Mark McGough’s name will be forever associated with the Anzac Day clash. During his 49-game career, McGough played in three Anzac Day games with Collingwood, the first being in his second AFL match as a 17-year-old, where he received the Anzac Medal. He shares his thoughts about the day in an exclusive column for Aflplayers.com.au.
Around this time 15 years ago, I was presented with my fondest AFL memory.
As a 17-year-old in my second AFL match, I played in my first Anzac Day match against the Bombers.
Being a green high-school student at the time, I didn’t fully understand the true significance of the day.
Mick Malthouse, being a military history aficionado, always stressed the importance of playing on Anzac Day and how big the occasion is, not only for Collingwood and Essendon but also for Australia.
Before one of the three Anzac Day clashes I was lucky enough to play in, Mick read quotes and stories about some VFL players who served during war and never came back, which reduced him to tears.
While it was a moment where a lot of the playing group were unsure how to react, the occasion wasn’t lost on us and that memory is something I’ll never forget.
The thing that really stands out from my Anzac Day experiences in comparison to the other 48 AFL games I played was the amount of people in the crowd.
There’s a larger microscope on those games. The amount of media interest and fans that turn up or tune into the game is extraordinary for a home and away match.
While it’s just another footy game when you’re out there, there’s a sense of extra significance because of the national holiday and everything that comes with it.
Enduring a minute silence out in the middle of the ground before the game is a very special moment.
With more than 80,000 people in attendance and for all of them to be so quiet and respectful in an environment such as a game of footy is quite a solemn experience.
Being a player who spent the majority of his AFL career on the fringes, winning the 2002 Anzac medal is the highlight of my time at the elite level.
While post-AFL, during my time at East Fremantle in the WAFL, holds my dearest footy memories overall, it’s no secret that the three games I played on Anzac Day were some of my best efforts at Collingwood.
A soggy 2002 clash suited me and I was going well during the 2003 match to three-quarter time but didn’t come back on the ground.
Just before the siren sounded, Essendon’s Paul Barnard had a shot at goal from around 30 metres out. Thinking he’d at least score a behind, I started heading towards the middle of ground.
Sure enough, he didn’t make the distance and the ball rebounded to centre half-back where Paul Licuria unsuccessfully defended three opponents and James Hird steered through an Essendon goal – all while I was halfway to the centre square. Mick then threw a whiteboard at me during the break – I won’t be forgetting that error anytime soon.
Although we lost the 2004 encounter a year later, I finished runner-up to Hird for the Anzac Medal in what would be my last game on the public holiday.

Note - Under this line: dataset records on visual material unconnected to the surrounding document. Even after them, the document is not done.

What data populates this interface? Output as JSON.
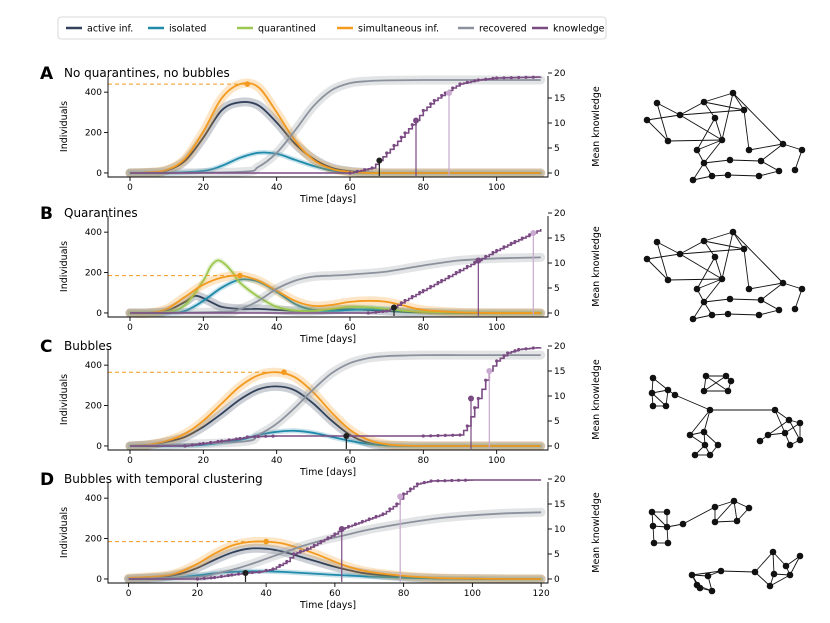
{
  "legend": [
    {
      "key": "active",
      "label": "active inf.",
      "color": "#33425a"
    },
    {
      "key": "isolated",
      "label": "isolated",
      "color": "#1f8aaa"
    },
    {
      "key": "quarantined",
      "label": "quarantined",
      "color": "#9cc751"
    },
    {
      "key": "simultaneous",
      "label": "simultaneous inf.",
      "color": "#f39a1f"
    },
    {
      "key": "recovered",
      "label": "recovered",
      "color": "#8c929d"
    },
    {
      "key": "knowledge",
      "label": "knowledge",
      "color": "#7a4a82"
    }
  ],
  "chart_data": [
    {
      "panel": "A",
      "type": "line",
      "title": "No quarantines, no bubbles",
      "xlabel": "Time [days]",
      "ylabel": "Individuals",
      "y2label": "Mean knowledge",
      "xlim": [
        -6,
        114
      ],
      "ylim": [
        -20,
        480
      ],
      "y2lim": [
        -0.8,
        19.4
      ],
      "xticks": [
        0,
        20,
        40,
        60,
        80,
        100
      ],
      "yticks": [
        0,
        200,
        400
      ],
      "y2ticks": [
        0,
        5,
        10,
        15,
        20
      ],
      "peak": {
        "x": 32,
        "y": 440
      },
      "series": [
        {
          "key": "active",
          "x": [
            0,
            5,
            10,
            15,
            20,
            25,
            30,
            35,
            40,
            45,
            50,
            55,
            60,
            65,
            70,
            80,
            90,
            100,
            112
          ],
          "y": [
            0,
            2,
            12,
            60,
            175,
            310,
            350,
            335,
            250,
            145,
            70,
            25,
            8,
            2,
            0,
            0,
            0,
            0,
            0
          ]
        },
        {
          "key": "isolated",
          "x": [
            0,
            10,
            20,
            25,
            30,
            35,
            40,
            45,
            50,
            55,
            60,
            65,
            70,
            80,
            100,
            112
          ],
          "y": [
            0,
            0,
            10,
            35,
            75,
            100,
            95,
            65,
            35,
            12,
            3,
            0,
            0,
            0,
            0,
            0
          ]
        },
        {
          "key": "simultaneous",
          "x": [
            0,
            5,
            10,
            15,
            20,
            25,
            30,
            35,
            40,
            45,
            50,
            55,
            60,
            65,
            70,
            80,
            112
          ],
          "y": [
            0,
            3,
            15,
            70,
            205,
            370,
            440,
            425,
            300,
            160,
            65,
            20,
            5,
            0,
            0,
            0,
            0
          ]
        },
        {
          "key": "recovered",
          "x": [
            0,
            30,
            35,
            40,
            45,
            50,
            55,
            60,
            65,
            70,
            80,
            90,
            100,
            112
          ],
          "y": [
            0,
            5,
            30,
            100,
            210,
            330,
            410,
            445,
            455,
            458,
            460,
            460,
            460,
            460
          ]
        },
        {
          "key": "knowledge",
          "x": [
            0,
            60,
            66,
            68,
            70,
            72,
            75,
            78,
            80,
            83,
            86,
            88,
            90,
            95,
            100,
            112
          ],
          "y": [
            0,
            0,
            1,
            2.5,
            4,
            5.5,
            8,
            10.5,
            12.5,
            14.5,
            16,
            17,
            17.8,
            18.6,
            19,
            19.2
          ]
        }
      ],
      "markers": [
        {
          "x": 68,
          "k": 2.5
        },
        {
          "x": 78,
          "k": 10.5
        },
        {
          "x": 87,
          "k": 16
        }
      ]
    },
    {
      "panel": "B",
      "type": "line",
      "title": "Quarantines",
      "xlabel": "Time [days]",
      "ylabel": "Individuals",
      "y2label": "Mean knowledge",
      "xlim": [
        -6,
        114
      ],
      "ylim": [
        -20,
        480
      ],
      "y2lim": [
        -0.8,
        19.4
      ],
      "xticks": [
        0,
        20,
        40,
        60,
        80,
        100
      ],
      "yticks": [
        0,
        200,
        400
      ],
      "y2ticks": [
        0,
        5,
        10,
        15,
        20
      ],
      "peak": {
        "x": 30,
        "y": 185
      },
      "series": [
        {
          "key": "active",
          "x": [
            0,
            5,
            10,
            15,
            18,
            22,
            25,
            30,
            35,
            40,
            45,
            50,
            55,
            60,
            65,
            70,
            75,
            80,
            90,
            100,
            112
          ],
          "y": [
            0,
            0,
            10,
            55,
            85,
            55,
            30,
            20,
            20,
            15,
            10,
            10,
            15,
            18,
            15,
            10,
            5,
            3,
            0,
            0,
            0
          ]
        },
        {
          "key": "isolated",
          "x": [
            0,
            10,
            15,
            20,
            25,
            30,
            35,
            40,
            45,
            50,
            55,
            60,
            65,
            70,
            75,
            80,
            90,
            100,
            112
          ],
          "y": [
            0,
            0,
            10,
            60,
            125,
            165,
            155,
            105,
            45,
            15,
            10,
            15,
            18,
            15,
            10,
            5,
            1,
            0,
            0
          ]
        },
        {
          "key": "quarantined",
          "x": [
            0,
            10,
            15,
            20,
            22,
            24,
            26,
            28,
            30,
            35,
            40,
            45,
            50,
            55,
            60,
            65,
            70,
            75,
            80,
            90,
            100,
            112
          ],
          "y": [
            0,
            5,
            40,
            160,
            230,
            260,
            240,
            200,
            150,
            80,
            30,
            12,
            10,
            20,
            30,
            28,
            20,
            10,
            5,
            2,
            0,
            0
          ]
        },
        {
          "key": "simultaneous",
          "x": [
            0,
            5,
            10,
            15,
            20,
            25,
            30,
            35,
            40,
            45,
            50,
            55,
            60,
            65,
            70,
            75,
            80,
            90,
            100,
            112
          ],
          "y": [
            0,
            0,
            20,
            80,
            140,
            175,
            185,
            160,
            110,
            60,
            35,
            40,
            55,
            60,
            55,
            35,
            15,
            3,
            0,
            0
          ]
        },
        {
          "key": "recovered",
          "x": [
            0,
            25,
            30,
            35,
            40,
            45,
            50,
            55,
            60,
            70,
            80,
            90,
            100,
            112
          ],
          "y": [
            0,
            5,
            20,
            60,
            120,
            160,
            180,
            185,
            190,
            205,
            235,
            260,
            270,
            275
          ]
        },
        {
          "key": "knowledge",
          "x": [
            0,
            65,
            70,
            72,
            75,
            80,
            85,
            90,
            95,
            100,
            105,
            110,
            112
          ],
          "y": [
            0,
            0,
            0.4,
            1.1,
            2.5,
            4.5,
            6.5,
            8.5,
            10.5,
            12.5,
            14.3,
            16,
            16.8
          ]
        }
      ],
      "markers": [
        {
          "x": 72,
          "k": 1.1
        },
        {
          "x": 95,
          "k": 10.5
        },
        {
          "x": 110,
          "k": 16
        }
      ]
    },
    {
      "panel": "C",
      "type": "line",
      "title": "Bubbles",
      "xlabel": "Time [days]",
      "ylabel": "Individuals",
      "y2label": "Mean knowledge",
      "xlim": [
        -6,
        114
      ],
      "ylim": [
        -20,
        480
      ],
      "y2lim": [
        -0.8,
        19.4
      ],
      "xticks": [
        0,
        20,
        40,
        60,
        80,
        100
      ],
      "yticks": [
        0,
        200,
        400
      ],
      "y2ticks": [
        0,
        5,
        10,
        15,
        20
      ],
      "peak": {
        "x": 42,
        "y": 365
      },
      "series": [
        {
          "key": "active",
          "x": [
            0,
            5,
            10,
            15,
            20,
            25,
            30,
            35,
            40,
            45,
            50,
            55,
            60,
            65,
            70,
            80,
            90,
            112
          ],
          "y": [
            0,
            5,
            20,
            45,
            95,
            160,
            230,
            280,
            295,
            275,
            210,
            125,
            55,
            15,
            3,
            0,
            0,
            0
          ]
        },
        {
          "key": "isolated",
          "x": [
            0,
            10,
            20,
            30,
            35,
            40,
            45,
            50,
            55,
            60,
            65,
            70,
            80,
            112
          ],
          "y": [
            0,
            0,
            5,
            30,
            55,
            70,
            75,
            65,
            45,
            25,
            10,
            3,
            0,
            0
          ]
        },
        {
          "key": "simultaneous",
          "x": [
            0,
            5,
            10,
            15,
            20,
            25,
            30,
            35,
            40,
            45,
            50,
            55,
            60,
            65,
            70,
            75,
            80,
            90,
            112
          ],
          "y": [
            0,
            6,
            25,
            60,
            125,
            210,
            295,
            350,
            365,
            340,
            265,
            165,
            80,
            30,
            8,
            2,
            0,
            0,
            0
          ]
        },
        {
          "key": "recovered",
          "x": [
            0,
            30,
            35,
            40,
            45,
            50,
            55,
            60,
            65,
            70,
            75,
            80,
            90,
            100,
            112
          ],
          "y": [
            0,
            20,
            55,
            110,
            190,
            280,
            360,
            410,
            435,
            445,
            448,
            450,
            450,
            450,
            450
          ]
        },
        {
          "key": "knowledge",
          "x": [
            0,
            10,
            15,
            20,
            25,
            30,
            32,
            35,
            40,
            45,
            50,
            55,
            60,
            70,
            80,
            90,
            92,
            95,
            98,
            100,
            103,
            106,
            110,
            112
          ],
          "y": [
            0,
            0,
            0,
            0.5,
            1,
            1.5,
            1.8,
            1.9,
            2,
            2,
            2,
            2,
            2,
            2,
            2,
            2.2,
            4,
            9.5,
            15,
            17,
            18.6,
            19.3,
            19.6,
            19.7
          ]
        }
      ],
      "markers": [
        {
          "x": 59,
          "k": 2
        },
        {
          "x": 93,
          "k": 9.5
        },
        {
          "x": 98,
          "k": 15
        }
      ]
    },
    {
      "panel": "D",
      "type": "line",
      "title": "Bubbles with temporal clustering",
      "xlabel": "Time [days]",
      "ylabel": "Individuals",
      "y2label": "Mean knowledge",
      "xlim": [
        -6,
        122
      ],
      "ylim": [
        -20,
        480
      ],
      "y2lim": [
        -0.8,
        19.4
      ],
      "xticks": [
        0,
        20,
        40,
        60,
        80,
        100,
        120
      ],
      "yticks": [
        0,
        200,
        400
      ],
      "y2ticks": [
        0,
        5,
        10,
        15,
        20
      ],
      "peak": {
        "x": 40,
        "y": 185
      },
      "series": [
        {
          "key": "active",
          "x": [
            0,
            10,
            15,
            20,
            25,
            30,
            35,
            40,
            45,
            50,
            55,
            60,
            65,
            70,
            80,
            90,
            100,
            110,
            120
          ],
          "y": [
            0,
            10,
            25,
            55,
            95,
            130,
            150,
            150,
            135,
            110,
            85,
            60,
            40,
            25,
            10,
            3,
            1,
            0,
            0
          ]
        },
        {
          "key": "isolated",
          "x": [
            0,
            10,
            15,
            20,
            25,
            30,
            35,
            40,
            45,
            50,
            55,
            60,
            70,
            80,
            90,
            100,
            110,
            120
          ],
          "y": [
            0,
            2,
            8,
            18,
            28,
            35,
            38,
            38,
            35,
            30,
            25,
            20,
            12,
            6,
            3,
            1,
            0,
            0
          ]
        },
        {
          "key": "simultaneous",
          "x": [
            0,
            10,
            15,
            20,
            25,
            30,
            35,
            40,
            45,
            50,
            55,
            60,
            65,
            70,
            80,
            90,
            100,
            110,
            120
          ],
          "y": [
            5,
            15,
            35,
            75,
            125,
            165,
            183,
            185,
            175,
            150,
            120,
            85,
            55,
            35,
            15,
            5,
            2,
            0,
            0
          ]
        },
        {
          "key": "recovered",
          "x": [
            0,
            20,
            25,
            30,
            35,
            40,
            45,
            50,
            55,
            60,
            65,
            70,
            80,
            90,
            100,
            110,
            120
          ],
          "y": [
            0,
            10,
            25,
            45,
            70,
            100,
            130,
            160,
            185,
            205,
            225,
            245,
            275,
            300,
            315,
            325,
            330
          ]
        },
        {
          "key": "knowledge",
          "x": [
            0,
            20,
            25,
            30,
            34,
            38,
            42,
            46,
            48,
            52,
            56,
            60,
            62,
            64,
            66,
            70,
            74,
            78,
            80,
            84,
            88,
            100,
            120
          ],
          "y": [
            0,
            0,
            0.3,
            0.8,
            1.2,
            1.4,
            2,
            3.5,
            5,
            6,
            7.5,
            9,
            10,
            10.5,
            11,
            12,
            13,
            15,
            17,
            19,
            19.6,
            19.8,
            19.8
          ]
        }
      ],
      "markers": [
        {
          "x": 34,
          "k": 1.2
        },
        {
          "x": 62,
          "k": 10
        },
        {
          "x": 79,
          "k": 16.5
        }
      ]
    }
  ]
}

I’m not really too sure why I tended to play better during those games. It may have been due to match-ups with Essendon or the way the games happened to play out, but other than that, I can’t really put my finger on why my output increased on Anzac Day.
Because there was so much media exposure and the fact I was so young and ended up having such a short career, my lasting memory in the sport is attached to Anzac Day.

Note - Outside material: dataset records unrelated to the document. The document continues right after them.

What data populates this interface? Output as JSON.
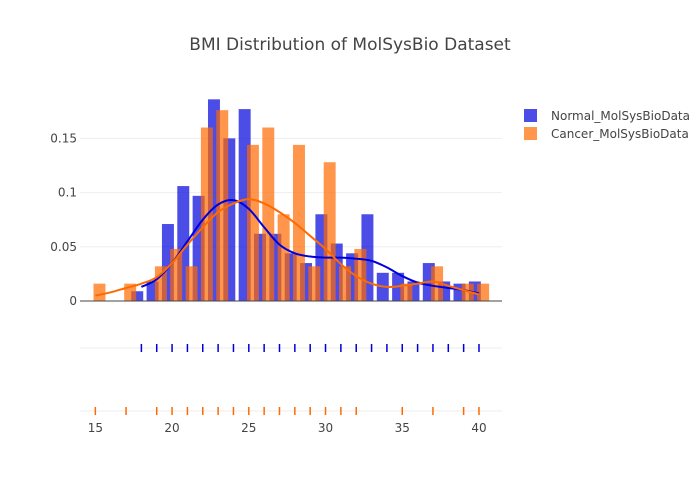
{
  "chart_data": {
    "type": "histogram",
    "title": "BMI Distribution of MolSysBio Dataset",
    "xlabel": "",
    "ylabel": "",
    "xlim": [
      14,
      41.5
    ],
    "ylim": [
      0,
      0.19
    ],
    "x_ticks": [
      15,
      20,
      25,
      30,
      35,
      40
    ],
    "y_ticks": [
      0,
      0.05,
      0.1,
      0.15
    ],
    "y_tick_labels": [
      "0",
      "0.05",
      "0.1",
      "0.15"
    ],
    "grid": true,
    "legend_position": "top-right",
    "bin_width": 1,
    "series": [
      {
        "name": "Normal_MolSysBioData",
        "color": "#0000dd",
        "opacity": 0.7,
        "bins": [
          {
            "x": 18,
            "y": 0.009
          },
          {
            "x": 19,
            "y": 0.018
          },
          {
            "x": 20,
            "y": 0.071
          },
          {
            "x": 21,
            "y": 0.106
          },
          {
            "x": 22,
            "y": 0.097
          },
          {
            "x": 23,
            "y": 0.186
          },
          {
            "x": 24,
            "y": 0.15
          },
          {
            "x": 25,
            "y": 0.177
          },
          {
            "x": 26,
            "y": 0.062
          },
          {
            "x": 27,
            "y": 0.062
          },
          {
            "x": 28,
            "y": 0.044
          },
          {
            "x": 29,
            "y": 0.035
          },
          {
            "x": 30,
            "y": 0.08
          },
          {
            "x": 31,
            "y": 0.053
          },
          {
            "x": 32,
            "y": 0.044
          },
          {
            "x": 33,
            "y": 0.08
          },
          {
            "x": 34,
            "y": 0.026
          },
          {
            "x": 35,
            "y": 0.026
          },
          {
            "x": 36,
            "y": 0.018
          },
          {
            "x": 37,
            "y": 0.035
          },
          {
            "x": 38,
            "y": 0.018
          },
          {
            "x": 39,
            "y": 0.016
          },
          {
            "x": 40,
            "y": 0.018
          }
        ],
        "kde": [
          [
            18,
            0.013
          ],
          [
            19,
            0.02
          ],
          [
            20,
            0.035
          ],
          [
            21,
            0.055
          ],
          [
            22,
            0.075
          ],
          [
            23,
            0.089
          ],
          [
            24,
            0.093
          ],
          [
            25,
            0.085
          ],
          [
            26,
            0.068
          ],
          [
            27,
            0.052
          ],
          [
            28,
            0.044
          ],
          [
            29,
            0.041
          ],
          [
            30,
            0.04
          ],
          [
            31,
            0.04
          ],
          [
            32,
            0.039
          ],
          [
            33,
            0.037
          ],
          [
            34,
            0.031
          ],
          [
            35,
            0.023
          ],
          [
            36,
            0.017
          ],
          [
            37,
            0.014
          ],
          [
            38,
            0.012
          ],
          [
            39,
            0.01
          ],
          [
            40,
            0.007
          ]
        ],
        "rug": [
          18,
          19,
          20,
          21,
          22,
          23,
          24,
          25,
          26,
          27,
          28,
          29,
          30,
          31,
          32,
          33,
          34,
          35,
          36,
          37,
          38,
          39,
          40
        ]
      },
      {
        "name": "Cancer_MolSysBioData",
        "color": "#ff6a00",
        "opacity": 0.7,
        "bins": [
          {
            "x": 15,
            "y": 0.016
          },
          {
            "x": 17,
            "y": 0.016
          },
          {
            "x": 19,
            "y": 0.032
          },
          {
            "x": 20,
            "y": 0.048
          },
          {
            "x": 21,
            "y": 0.032
          },
          {
            "x": 22,
            "y": 0.16
          },
          {
            "x": 23,
            "y": 0.176
          },
          {
            "x": 25,
            "y": 0.144
          },
          {
            "x": 26,
            "y": 0.16
          },
          {
            "x": 27,
            "y": 0.08
          },
          {
            "x": 28,
            "y": 0.144
          },
          {
            "x": 29,
            "y": 0.032
          },
          {
            "x": 30,
            "y": 0.128
          },
          {
            "x": 31,
            "y": 0.032
          },
          {
            "x": 32,
            "y": 0.048
          },
          {
            "x": 35,
            "y": 0.016
          },
          {
            "x": 37,
            "y": 0.032
          },
          {
            "x": 39,
            "y": 0.016
          },
          {
            "x": 40,
            "y": 0.016
          }
        ],
        "kde": [
          [
            15,
            0.005
          ],
          [
            16,
            0.008
          ],
          [
            17,
            0.012
          ],
          [
            18,
            0.016
          ],
          [
            19,
            0.022
          ],
          [
            20,
            0.035
          ],
          [
            21,
            0.052
          ],
          [
            22,
            0.068
          ],
          [
            23,
            0.082
          ],
          [
            24,
            0.09
          ],
          [
            25,
            0.094
          ],
          [
            26,
            0.09
          ],
          [
            27,
            0.082
          ],
          [
            28,
            0.072
          ],
          [
            29,
            0.06
          ],
          [
            30,
            0.048
          ],
          [
            31,
            0.034
          ],
          [
            32,
            0.023
          ],
          [
            33,
            0.016
          ],
          [
            34,
            0.013
          ],
          [
            35,
            0.014
          ],
          [
            36,
            0.016
          ],
          [
            37,
            0.018
          ],
          [
            38,
            0.014
          ],
          [
            39,
            0.01
          ],
          [
            40,
            0.006
          ]
        ],
        "rug": [
          15,
          17,
          19,
          20,
          21,
          22,
          23,
          24,
          25,
          26,
          27,
          28,
          29,
          30,
          31,
          32,
          35,
          37,
          39,
          40
        ]
      }
    ]
  }
}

While I feel I played a couple of games that were better, the three Anzac Day clashes were some of my best games and I’m proud I was able to achieve something on such a significant event on the Australian calendar.
I’m a history teacher now and, in regards to the day itself, we look at Anzac Day and what it means to the country.

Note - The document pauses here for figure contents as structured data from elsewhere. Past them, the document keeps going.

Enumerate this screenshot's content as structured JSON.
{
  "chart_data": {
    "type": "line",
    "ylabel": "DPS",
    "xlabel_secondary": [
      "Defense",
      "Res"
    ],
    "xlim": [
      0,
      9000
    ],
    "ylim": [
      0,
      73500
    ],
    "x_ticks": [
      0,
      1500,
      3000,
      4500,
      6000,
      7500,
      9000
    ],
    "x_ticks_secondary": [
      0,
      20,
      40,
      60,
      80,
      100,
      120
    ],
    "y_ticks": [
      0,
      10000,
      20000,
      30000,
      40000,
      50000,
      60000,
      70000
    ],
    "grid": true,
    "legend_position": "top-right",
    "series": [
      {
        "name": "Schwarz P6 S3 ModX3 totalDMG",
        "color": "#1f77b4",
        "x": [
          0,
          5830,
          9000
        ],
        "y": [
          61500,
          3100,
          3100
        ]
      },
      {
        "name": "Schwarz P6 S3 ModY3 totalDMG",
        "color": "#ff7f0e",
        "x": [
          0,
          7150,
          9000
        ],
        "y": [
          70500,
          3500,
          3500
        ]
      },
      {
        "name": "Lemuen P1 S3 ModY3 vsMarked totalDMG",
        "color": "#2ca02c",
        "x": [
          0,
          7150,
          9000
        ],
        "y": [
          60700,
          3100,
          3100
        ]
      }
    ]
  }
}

It’s not only the Australians who were sent overseas to fight in support of Britain that we celebrate during this public holiday, it’s about recognising all the people who have fought and given their lives for our nation.
For me, it’s important to recognise those who have fought and died for Australia but we also need to remember not to glorify the horrific event that is war.
Young men and women went into foreign countries in terrible conditions to fight and a lot of them lost their lives. It’s important to learn from those experiences and use them as reasons to avoid future conflict.
Footy has become synonymous with Anzac Day now but you can’t compare a game to war. The sacrifices these young men and women made, and continue to make to this day, to defend our Australian values and beliefs are unlike anything that’s capable out on the field of play.
But having a game to help commemorate the day is vital for creating an awareness of what Anzac Day is all about.